Erickson says the solution also has potential application as an antimicrobial ingredient in cosmetic products, in place of alcohol. (It was determined effective for that purpose in September 2013 by Micro Quality Labs in Burbank.)
In agricultural settings, Erickson sees OC Wash as a nontoxic alternative to chlorine—the food industry’s standard rinse. For example, the wash has been used for cleaning out the lines of dairy equipment, including teat dips and udder-washers for cows and goats, in addition to rinsing raw nuts and leafy greens. It’s cheaper, he says, because OC Wash can be reused repeatedly, while chlorine becomes less effective as it picks up dirt. In two separate studies, the University of Arizona determined that OC Wash reduces microflora on organic baby spinach and organic lettuce—even after 30 reuses.
“Everything that chlorine can do, we can do,” Erickson said.
Erickson recently made a major breakthrough in growing E3 Organics. He signed a contract with chemical-production giant Brenntag, which is headquartered in Germany and operates in 72 countries, to produce Organic Chico Wash and speedily deliver it to customers all over the world.
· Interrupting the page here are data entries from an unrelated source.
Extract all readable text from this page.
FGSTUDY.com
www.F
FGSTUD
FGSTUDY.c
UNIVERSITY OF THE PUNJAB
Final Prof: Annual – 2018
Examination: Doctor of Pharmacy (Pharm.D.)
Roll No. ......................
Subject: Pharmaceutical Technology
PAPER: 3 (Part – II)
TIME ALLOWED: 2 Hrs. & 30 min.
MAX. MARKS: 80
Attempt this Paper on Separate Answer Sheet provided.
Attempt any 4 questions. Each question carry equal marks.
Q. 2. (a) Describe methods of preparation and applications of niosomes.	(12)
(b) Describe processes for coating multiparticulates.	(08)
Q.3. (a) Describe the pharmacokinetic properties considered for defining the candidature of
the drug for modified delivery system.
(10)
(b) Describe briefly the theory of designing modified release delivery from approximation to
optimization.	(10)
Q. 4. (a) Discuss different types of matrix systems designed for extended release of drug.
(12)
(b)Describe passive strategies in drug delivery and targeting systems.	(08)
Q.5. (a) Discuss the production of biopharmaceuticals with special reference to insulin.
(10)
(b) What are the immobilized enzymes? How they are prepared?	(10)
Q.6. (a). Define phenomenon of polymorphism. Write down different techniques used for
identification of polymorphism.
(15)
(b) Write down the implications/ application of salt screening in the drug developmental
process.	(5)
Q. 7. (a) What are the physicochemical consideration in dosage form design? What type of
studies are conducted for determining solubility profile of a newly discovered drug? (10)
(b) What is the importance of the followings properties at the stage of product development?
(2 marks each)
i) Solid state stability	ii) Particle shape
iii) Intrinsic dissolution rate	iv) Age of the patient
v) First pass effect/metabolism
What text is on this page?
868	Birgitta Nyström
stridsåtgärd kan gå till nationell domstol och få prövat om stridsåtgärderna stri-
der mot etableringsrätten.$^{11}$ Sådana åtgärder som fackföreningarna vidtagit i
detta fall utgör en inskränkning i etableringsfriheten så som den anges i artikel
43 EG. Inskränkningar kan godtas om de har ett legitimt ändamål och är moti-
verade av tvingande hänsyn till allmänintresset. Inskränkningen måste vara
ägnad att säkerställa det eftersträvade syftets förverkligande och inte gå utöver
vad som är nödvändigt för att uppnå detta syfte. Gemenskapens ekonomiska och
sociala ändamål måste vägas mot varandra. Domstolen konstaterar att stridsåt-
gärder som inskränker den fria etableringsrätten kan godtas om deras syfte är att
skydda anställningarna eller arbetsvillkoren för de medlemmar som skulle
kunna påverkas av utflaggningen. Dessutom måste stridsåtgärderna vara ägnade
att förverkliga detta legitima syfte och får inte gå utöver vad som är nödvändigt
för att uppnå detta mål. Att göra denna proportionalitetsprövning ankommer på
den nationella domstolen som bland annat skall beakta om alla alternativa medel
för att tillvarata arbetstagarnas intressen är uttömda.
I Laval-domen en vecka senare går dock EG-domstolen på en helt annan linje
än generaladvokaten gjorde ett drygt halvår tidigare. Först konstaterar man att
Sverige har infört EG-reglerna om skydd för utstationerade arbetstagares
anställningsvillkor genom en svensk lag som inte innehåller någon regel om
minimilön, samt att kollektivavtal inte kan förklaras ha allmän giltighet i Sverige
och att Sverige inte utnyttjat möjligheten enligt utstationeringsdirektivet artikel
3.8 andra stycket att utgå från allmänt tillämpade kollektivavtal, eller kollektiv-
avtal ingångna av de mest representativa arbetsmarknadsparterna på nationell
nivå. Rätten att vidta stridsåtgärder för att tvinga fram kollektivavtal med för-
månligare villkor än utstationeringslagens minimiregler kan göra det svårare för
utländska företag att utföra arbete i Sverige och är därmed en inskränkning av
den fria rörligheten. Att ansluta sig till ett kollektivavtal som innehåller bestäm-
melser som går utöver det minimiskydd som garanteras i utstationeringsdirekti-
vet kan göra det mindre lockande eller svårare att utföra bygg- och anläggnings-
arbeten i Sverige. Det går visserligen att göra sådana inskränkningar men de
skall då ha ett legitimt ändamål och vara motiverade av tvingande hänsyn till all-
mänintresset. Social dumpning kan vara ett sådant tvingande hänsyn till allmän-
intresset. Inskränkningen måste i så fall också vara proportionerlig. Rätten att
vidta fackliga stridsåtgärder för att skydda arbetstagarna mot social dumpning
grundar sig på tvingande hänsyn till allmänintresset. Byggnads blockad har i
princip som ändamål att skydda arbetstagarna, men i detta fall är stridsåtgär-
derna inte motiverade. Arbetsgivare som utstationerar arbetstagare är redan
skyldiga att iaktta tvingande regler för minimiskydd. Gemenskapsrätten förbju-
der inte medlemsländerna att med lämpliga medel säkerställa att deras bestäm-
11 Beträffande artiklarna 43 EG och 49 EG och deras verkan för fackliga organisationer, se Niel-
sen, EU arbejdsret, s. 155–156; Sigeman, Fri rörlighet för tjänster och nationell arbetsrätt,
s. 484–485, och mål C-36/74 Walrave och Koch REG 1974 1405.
Previously, he’d been producing it in relatively small batches at his home, and would often have to tell customers that shipping could take up to two weeks.
He’s also attempting to put OC Wash on the shelves of big department stores like Target and Walmart, though that process can take up to 18 months, he said. And Erickson recently filed a patent for a specialized bottle cap that will release either the liquid or powdered forms of the solution into a spray bottle.
After years of testing, this is the first time Erickson is making a real push to sell OC Wash, and the early returns have been highly encouraging—especially for a self-described farm boy.
“The last month of sales was more than what we did all of last year,” he said. “We’ve come a long way.”